Sportsmen and women, and actors who are physically fit, follow a strict diet and exercise regime. But sadly, many celebrities promote gambling apps, fraudulent multilevel or pyramid marketing organizations, and unhealthy products such as tobacco, alcohol and junk food. Celebrity branding is an effective marketing strategy and it has a deep impact on many consumers. Celebrities who are adored and admired by millions of followers should behave responsibly towards consumers. My straight question for celebrities is this: ‘Do you consume the products which you endorse?’ If not, why are you influencing consumers to buy unhealthy products?

Promoting toxic behaviour

Indian society is culturally conservative. According to Pew Research, four in ten Indians agree that traditional gender roles must be maintained and, according to the Indian financial paper The Economic Times, 48 per cent of Indian youth believe in conservative values. Many Indian film directors project violence, sexism, and racism. In most Indian films, they display discrimination against women, for example when the hero of a film stalks the heroine, abuses her and tries to seduce her without consent. Women are the target of moral policing, for instance when men insist they wear the traditional saree dress, and avoid jeans or shorts. LGBTQ characters are portrayed as comedians, villains or pimps in films and gay men are falsely portrayed as forcing themselves on other men.

Toxic masculinity, in the form of ‘alpha males’ and ‘sigma males’ (also known as ‘lone wolves’) is propagated aggressively. Body shaming is also endemic, for example when an obese person appears on the screen as a comic character with an elephant trumpet sound for extra comic effect. Racist stereotypes are employed, for example South Indians being known for dark skin are seen as ugly, or as having the ugliest accent, and Chinese people being stereotyped as wearing robes. Racist stereotypes like this should be a thing of the past. Movies are socially influential. They should be more humanistic in nature, and champion anti-racism and anti-misogyny. Thankfully, there is now a ray of hope as some new and upcoming film directors are reforming attitudes.

Exploiting fans

Those most affected by the power of Indian film celebrities are the fans.

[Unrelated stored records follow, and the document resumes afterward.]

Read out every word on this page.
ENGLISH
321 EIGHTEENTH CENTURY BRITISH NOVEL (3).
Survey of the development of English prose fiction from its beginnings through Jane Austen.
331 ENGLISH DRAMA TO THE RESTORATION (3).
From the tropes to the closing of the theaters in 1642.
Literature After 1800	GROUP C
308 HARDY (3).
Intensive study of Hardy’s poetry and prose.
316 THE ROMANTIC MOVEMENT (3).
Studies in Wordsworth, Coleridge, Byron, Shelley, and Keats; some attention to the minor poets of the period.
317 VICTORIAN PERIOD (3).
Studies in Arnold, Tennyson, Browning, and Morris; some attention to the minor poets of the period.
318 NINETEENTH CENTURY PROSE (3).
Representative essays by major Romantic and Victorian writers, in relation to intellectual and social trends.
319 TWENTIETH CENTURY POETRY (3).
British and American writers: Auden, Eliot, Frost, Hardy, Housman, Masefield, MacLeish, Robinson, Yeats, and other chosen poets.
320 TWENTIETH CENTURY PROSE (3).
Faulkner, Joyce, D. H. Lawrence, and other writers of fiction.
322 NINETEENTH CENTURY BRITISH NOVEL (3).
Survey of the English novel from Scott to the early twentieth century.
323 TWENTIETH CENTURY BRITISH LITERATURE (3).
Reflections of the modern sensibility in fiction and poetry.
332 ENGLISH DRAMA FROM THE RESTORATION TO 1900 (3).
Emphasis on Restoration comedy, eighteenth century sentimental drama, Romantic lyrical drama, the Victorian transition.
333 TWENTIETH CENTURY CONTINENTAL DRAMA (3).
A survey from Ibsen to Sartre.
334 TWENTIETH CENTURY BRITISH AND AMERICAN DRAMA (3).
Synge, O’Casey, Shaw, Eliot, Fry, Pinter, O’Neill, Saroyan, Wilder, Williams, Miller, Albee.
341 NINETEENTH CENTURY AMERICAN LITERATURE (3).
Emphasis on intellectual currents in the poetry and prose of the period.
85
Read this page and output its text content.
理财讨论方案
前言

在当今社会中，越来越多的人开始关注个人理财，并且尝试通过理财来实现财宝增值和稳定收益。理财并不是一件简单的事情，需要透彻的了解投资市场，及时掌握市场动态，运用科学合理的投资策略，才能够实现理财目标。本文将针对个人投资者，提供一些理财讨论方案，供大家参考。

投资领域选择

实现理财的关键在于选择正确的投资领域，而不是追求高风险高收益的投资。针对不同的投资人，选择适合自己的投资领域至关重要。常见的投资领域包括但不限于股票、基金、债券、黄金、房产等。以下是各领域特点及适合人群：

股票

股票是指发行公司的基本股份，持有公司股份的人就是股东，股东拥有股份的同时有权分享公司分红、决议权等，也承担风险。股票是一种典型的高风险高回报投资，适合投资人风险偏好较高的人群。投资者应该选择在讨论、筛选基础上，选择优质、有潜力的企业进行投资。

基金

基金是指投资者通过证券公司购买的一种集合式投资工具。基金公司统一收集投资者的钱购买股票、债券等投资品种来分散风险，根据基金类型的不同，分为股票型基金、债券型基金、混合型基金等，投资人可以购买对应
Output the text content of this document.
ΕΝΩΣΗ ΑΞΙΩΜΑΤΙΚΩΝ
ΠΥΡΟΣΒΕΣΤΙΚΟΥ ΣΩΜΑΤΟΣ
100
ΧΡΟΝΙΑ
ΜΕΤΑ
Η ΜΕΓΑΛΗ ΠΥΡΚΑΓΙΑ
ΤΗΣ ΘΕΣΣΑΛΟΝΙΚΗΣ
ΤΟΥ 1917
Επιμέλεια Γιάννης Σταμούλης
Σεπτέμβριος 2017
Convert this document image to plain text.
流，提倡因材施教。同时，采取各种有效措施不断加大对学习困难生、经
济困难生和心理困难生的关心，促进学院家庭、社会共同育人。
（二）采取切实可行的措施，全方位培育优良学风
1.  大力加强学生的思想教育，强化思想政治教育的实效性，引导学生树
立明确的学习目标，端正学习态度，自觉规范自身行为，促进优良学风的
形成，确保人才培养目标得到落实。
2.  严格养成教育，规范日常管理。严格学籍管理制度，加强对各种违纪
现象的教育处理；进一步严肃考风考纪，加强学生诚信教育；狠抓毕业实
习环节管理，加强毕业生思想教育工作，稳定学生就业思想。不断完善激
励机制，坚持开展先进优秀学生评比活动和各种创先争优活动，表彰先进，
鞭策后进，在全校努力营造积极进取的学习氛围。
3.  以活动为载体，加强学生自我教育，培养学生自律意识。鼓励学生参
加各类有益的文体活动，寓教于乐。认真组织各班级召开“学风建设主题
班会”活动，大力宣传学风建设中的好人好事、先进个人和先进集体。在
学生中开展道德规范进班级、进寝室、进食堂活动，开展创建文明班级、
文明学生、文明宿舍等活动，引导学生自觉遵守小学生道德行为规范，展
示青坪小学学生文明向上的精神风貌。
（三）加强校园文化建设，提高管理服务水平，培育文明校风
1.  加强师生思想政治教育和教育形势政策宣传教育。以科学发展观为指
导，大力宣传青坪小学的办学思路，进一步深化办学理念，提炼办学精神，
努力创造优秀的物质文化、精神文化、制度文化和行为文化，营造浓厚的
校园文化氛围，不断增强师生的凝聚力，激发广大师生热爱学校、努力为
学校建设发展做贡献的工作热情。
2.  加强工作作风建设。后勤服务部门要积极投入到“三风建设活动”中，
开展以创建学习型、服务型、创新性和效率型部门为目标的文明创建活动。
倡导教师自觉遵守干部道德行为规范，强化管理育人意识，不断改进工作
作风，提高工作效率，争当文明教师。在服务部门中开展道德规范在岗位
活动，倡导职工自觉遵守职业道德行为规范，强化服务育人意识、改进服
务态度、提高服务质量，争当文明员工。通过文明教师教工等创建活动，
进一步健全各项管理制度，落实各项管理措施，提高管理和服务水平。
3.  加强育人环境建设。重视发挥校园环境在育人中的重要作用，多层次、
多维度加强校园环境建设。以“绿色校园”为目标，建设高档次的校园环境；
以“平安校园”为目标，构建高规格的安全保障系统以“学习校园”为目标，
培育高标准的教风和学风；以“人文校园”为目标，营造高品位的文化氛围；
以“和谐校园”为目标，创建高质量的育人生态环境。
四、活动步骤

Actors who hold matinee idol or ‘demigod’ status induce a form of mania in their fans, who will queue up for a long time to buy tickets, and argue on social media and in the real world about which of their favourite heroes has the greatest box office collections, records, and hits. Sometimes, the outcome is tragic. In an incident in Tamil Nadu, two fans following different heroes stabbed each other during an argument about box office collections.

In the USA, during a gathering of the Telugu community, people divided into two groups with loyalties to different actors and started fighting. This led to many arrests and detentions by US police.

Indian audiences show their appreciation for a movie by whistling, clapping and throwing papers towards the screen during high-intensity action scenes. In recent times, this has reached a new level as some lunatic fans started to celebrate by lighting fireworks, dumping papers in the cinema and dancing near to the screen. Recently, when an Indian movie was released in the USA, some fans swamped the cinema with papers and created a disturbance. The movie preview was stopped and a police sergeant made everyone vacate the hall. Some fans abuse those who oppose or criticize their favourite celebrity with rape threats, death warnings, stone pelting and even murder. There is an awareness of all this, but no one condemns it or asks fans to stop. Silence is tantamount to encouraging these heinous acts.


As a movie buff myself, I do have my own favourite actors and of course I respect the right of all fans to like theirs. But we should all have self-respect and should not consider any human being to be god or goddess. We should be rational towards our celebrities rather than following them blindly - as some poor fans do, even when stars treat them badly. People must remove the blindfold of ‘Star Status’ and treat stars as normal human beings.